FeatureImportance = pd.DataFrame(Features, columns = ['Feature'])
FeatureImportance['Score'] = importance
FeatureImportance = FeatureImportance.sort_values(by=['Score']).style.background_gradient(cmap=cm)
FeatureImportance

### Logistic ML Model Takeaways

* The most important features to determine if a customer will leave the bank or not are: Total Transaction Counts, Marital Status, Total Amount Change Quarter over Quarter, Total Relationships with Bank, and Total Count of Transactions Quarter over Quarter

* Our logistic model can accurately predict if a customer will leave the bank ~90% of the time.

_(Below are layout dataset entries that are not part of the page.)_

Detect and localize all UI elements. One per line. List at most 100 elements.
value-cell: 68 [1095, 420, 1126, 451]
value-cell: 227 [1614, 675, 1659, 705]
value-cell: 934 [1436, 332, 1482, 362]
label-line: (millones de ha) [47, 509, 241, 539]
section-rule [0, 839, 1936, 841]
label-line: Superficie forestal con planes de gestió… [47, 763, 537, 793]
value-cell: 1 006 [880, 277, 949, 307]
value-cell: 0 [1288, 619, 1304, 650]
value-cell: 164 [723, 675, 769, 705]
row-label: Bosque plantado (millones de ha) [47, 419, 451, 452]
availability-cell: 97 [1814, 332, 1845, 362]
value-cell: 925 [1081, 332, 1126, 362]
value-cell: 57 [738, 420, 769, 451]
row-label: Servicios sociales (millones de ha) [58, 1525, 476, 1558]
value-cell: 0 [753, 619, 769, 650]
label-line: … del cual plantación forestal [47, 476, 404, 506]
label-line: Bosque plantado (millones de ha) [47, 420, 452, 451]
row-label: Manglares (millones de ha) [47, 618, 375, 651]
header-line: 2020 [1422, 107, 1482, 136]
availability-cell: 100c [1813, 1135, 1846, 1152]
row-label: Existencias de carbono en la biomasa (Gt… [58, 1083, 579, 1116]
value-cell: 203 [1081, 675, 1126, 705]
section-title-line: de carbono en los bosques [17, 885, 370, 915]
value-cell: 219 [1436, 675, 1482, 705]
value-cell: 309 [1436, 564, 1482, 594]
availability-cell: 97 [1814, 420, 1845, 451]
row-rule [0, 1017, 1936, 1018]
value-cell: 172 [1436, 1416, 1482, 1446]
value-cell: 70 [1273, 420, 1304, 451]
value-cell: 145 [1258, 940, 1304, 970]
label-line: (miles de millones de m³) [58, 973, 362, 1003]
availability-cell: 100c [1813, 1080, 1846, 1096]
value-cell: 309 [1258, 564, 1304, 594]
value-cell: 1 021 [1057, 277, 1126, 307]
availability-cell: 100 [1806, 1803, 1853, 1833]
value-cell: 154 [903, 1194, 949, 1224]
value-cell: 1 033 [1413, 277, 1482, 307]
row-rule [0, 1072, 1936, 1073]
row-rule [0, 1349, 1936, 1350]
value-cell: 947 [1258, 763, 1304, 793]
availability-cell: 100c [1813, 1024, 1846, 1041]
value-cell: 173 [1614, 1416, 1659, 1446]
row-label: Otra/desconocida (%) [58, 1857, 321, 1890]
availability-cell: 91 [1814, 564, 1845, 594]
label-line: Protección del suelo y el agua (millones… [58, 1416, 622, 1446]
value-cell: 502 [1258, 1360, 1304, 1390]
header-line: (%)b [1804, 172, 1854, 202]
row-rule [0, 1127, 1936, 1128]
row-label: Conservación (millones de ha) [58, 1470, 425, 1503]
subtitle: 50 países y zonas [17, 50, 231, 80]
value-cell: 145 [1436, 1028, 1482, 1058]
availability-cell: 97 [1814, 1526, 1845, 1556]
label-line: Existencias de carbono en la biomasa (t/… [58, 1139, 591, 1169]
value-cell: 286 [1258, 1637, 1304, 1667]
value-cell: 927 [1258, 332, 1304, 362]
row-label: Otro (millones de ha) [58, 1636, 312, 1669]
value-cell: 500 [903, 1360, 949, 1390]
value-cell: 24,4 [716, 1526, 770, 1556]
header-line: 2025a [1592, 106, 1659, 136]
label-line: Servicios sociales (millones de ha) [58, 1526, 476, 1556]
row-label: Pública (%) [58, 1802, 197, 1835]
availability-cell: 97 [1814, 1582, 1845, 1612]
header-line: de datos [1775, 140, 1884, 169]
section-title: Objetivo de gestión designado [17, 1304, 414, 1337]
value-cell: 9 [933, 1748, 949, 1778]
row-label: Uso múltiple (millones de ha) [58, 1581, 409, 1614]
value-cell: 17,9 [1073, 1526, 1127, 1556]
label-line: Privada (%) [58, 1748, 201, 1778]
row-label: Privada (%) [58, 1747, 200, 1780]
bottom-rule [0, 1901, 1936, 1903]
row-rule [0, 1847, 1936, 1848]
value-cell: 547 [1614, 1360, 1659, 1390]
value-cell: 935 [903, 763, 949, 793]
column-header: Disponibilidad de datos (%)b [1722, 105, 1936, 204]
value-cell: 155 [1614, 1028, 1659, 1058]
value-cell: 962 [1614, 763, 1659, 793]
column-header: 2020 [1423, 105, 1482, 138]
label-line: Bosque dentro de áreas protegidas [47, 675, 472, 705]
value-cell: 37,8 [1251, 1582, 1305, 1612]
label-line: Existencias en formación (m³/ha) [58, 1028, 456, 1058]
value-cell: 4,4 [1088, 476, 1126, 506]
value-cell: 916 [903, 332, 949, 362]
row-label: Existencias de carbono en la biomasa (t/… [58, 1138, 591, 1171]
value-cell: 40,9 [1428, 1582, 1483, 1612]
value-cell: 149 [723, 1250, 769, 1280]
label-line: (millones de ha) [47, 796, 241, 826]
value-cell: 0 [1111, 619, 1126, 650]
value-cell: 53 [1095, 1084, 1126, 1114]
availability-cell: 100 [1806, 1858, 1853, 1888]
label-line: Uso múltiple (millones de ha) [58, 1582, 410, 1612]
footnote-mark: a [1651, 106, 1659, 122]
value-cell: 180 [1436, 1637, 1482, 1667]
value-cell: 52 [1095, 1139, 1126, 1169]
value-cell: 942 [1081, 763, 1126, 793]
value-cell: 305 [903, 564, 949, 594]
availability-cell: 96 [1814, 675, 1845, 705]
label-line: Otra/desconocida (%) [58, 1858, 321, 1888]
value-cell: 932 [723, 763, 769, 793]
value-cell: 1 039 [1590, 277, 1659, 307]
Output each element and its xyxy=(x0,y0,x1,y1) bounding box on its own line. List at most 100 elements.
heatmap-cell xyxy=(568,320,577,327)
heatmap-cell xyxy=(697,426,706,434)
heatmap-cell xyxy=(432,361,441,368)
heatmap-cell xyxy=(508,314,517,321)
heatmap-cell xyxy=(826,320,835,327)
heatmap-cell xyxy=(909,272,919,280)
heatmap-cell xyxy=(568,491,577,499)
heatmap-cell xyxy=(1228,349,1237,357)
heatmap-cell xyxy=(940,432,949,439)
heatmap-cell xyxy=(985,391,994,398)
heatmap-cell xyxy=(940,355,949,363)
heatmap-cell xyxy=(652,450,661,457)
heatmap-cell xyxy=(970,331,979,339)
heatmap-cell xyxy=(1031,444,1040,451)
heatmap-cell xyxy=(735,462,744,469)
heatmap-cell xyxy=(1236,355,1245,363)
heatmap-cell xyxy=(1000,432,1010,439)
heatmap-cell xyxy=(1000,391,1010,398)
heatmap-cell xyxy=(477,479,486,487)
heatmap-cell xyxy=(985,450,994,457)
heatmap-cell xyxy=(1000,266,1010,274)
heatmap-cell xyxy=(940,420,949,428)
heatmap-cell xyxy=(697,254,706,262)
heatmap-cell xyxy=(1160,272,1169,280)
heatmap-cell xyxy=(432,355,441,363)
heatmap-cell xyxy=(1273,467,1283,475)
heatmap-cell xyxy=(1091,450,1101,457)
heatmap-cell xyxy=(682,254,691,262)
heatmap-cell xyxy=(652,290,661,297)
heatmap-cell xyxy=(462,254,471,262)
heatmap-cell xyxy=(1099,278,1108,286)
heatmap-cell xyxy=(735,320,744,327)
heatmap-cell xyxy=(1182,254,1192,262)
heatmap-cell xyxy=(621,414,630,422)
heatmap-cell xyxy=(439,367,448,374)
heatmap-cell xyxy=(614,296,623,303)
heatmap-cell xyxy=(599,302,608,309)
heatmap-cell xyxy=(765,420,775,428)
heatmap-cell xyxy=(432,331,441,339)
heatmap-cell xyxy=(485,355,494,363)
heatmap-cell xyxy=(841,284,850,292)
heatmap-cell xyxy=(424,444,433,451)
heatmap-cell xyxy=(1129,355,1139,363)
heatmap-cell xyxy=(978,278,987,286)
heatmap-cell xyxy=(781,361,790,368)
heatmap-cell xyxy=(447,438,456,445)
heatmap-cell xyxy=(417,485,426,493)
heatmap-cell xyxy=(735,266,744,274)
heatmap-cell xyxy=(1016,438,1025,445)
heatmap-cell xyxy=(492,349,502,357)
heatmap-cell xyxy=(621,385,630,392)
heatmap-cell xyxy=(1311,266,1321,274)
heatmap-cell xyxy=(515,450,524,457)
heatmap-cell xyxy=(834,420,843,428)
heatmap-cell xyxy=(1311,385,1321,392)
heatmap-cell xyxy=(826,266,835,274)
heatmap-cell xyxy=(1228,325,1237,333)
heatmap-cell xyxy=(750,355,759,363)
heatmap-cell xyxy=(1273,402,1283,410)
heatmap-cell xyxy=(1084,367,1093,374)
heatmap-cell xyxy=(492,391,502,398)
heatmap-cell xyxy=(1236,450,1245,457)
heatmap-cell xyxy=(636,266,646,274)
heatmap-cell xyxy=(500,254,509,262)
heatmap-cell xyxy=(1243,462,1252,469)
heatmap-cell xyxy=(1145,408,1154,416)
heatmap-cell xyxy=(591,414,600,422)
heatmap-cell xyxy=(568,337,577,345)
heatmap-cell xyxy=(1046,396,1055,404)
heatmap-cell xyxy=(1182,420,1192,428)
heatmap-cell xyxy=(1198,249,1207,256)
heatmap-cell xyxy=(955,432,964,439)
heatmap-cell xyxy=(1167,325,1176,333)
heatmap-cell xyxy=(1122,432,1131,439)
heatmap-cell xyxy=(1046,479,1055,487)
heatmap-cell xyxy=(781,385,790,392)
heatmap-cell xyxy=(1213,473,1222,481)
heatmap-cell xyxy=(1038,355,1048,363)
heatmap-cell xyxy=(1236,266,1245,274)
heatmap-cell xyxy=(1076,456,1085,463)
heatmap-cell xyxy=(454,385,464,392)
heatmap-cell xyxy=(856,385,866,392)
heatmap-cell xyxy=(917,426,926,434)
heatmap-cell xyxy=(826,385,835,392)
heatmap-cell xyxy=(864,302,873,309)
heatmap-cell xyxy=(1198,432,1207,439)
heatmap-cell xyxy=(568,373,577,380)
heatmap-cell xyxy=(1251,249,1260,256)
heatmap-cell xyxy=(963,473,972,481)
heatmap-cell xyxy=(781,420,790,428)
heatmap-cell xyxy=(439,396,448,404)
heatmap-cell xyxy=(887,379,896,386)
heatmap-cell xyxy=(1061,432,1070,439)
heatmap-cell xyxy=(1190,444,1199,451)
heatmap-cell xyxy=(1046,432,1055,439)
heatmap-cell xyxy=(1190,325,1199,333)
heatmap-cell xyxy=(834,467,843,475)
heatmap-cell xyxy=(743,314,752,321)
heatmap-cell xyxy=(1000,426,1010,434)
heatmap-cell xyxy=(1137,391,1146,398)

# Random Forest Machine Learning Model

In [None]:
# Import Packages for ML Tool
from sklearn.ensemble import RandomForestClassifier

In [None]:
# Run a Random Forest Classifier and fit the dataset to the model
RF = RandomForestClassifier(n_estimators=20, random_state=0)
RF.fit(x_train,y_train)
y_predRF = RF.predict(x_test)

In [None]:
# Build a confusion matrix, which will provide insights into the accuracy of the model. 
confusion_matrixRF = pd.crosstab(y_test, y_predRF, rownames=['Actual'], colnames=['Predicted'])
print(confusion_matrixRF)
print('Accuracy: ',metrics.accuracy_score(y_test, y_predRF))
plt.show()

### Feature Importance

In [None]:
Features = ['Customer_Age', 'Dependent_count', 'Months_on_book', 'Total_Relationship_Count', 'Months_Inactive_12_mon', 'Contacts_Count_12_mon', 'Credit_Limit', 'Total_Revolving_Bal', 'Avg_Open_To_Buy', 'Total_Amt_Chng_Q4_Q1', 'Total_Trans_Amt', 'Total_Trans_Ct', 'Total_Ct_Chng_Q4_Q1', 'Avg_Utilization_Ratio', 'Gender_Num', 'Income_Category_Num', 'Marital_Status_Num', 'Education_Level_Num', 'Card_Category_Num']

importanceRF = RF.feature_importances_
importanceRF

cm = sns.light_palette("green", as_cmap=True)

FeatureImportanceRF = pd.DataFrame(Features, columns = ['Feature'])
FeatureImportanceRF['Score'] = importanceRF
FeatureImportanceRF = FeatureImportanceRF.sort_values(by=['Score']).style.background_gradient(cmap=cm)
FeatureImportanceRF

### Random Forest ML Model Takeaways

* The most important features to determine if a customer will leave the bank or not are: Total Transaction Counts, Total Transaction Amount, and Total Revolving Balance. 

* Our random forest model can accurately predict if a customer will leave the bank ~95% of the time.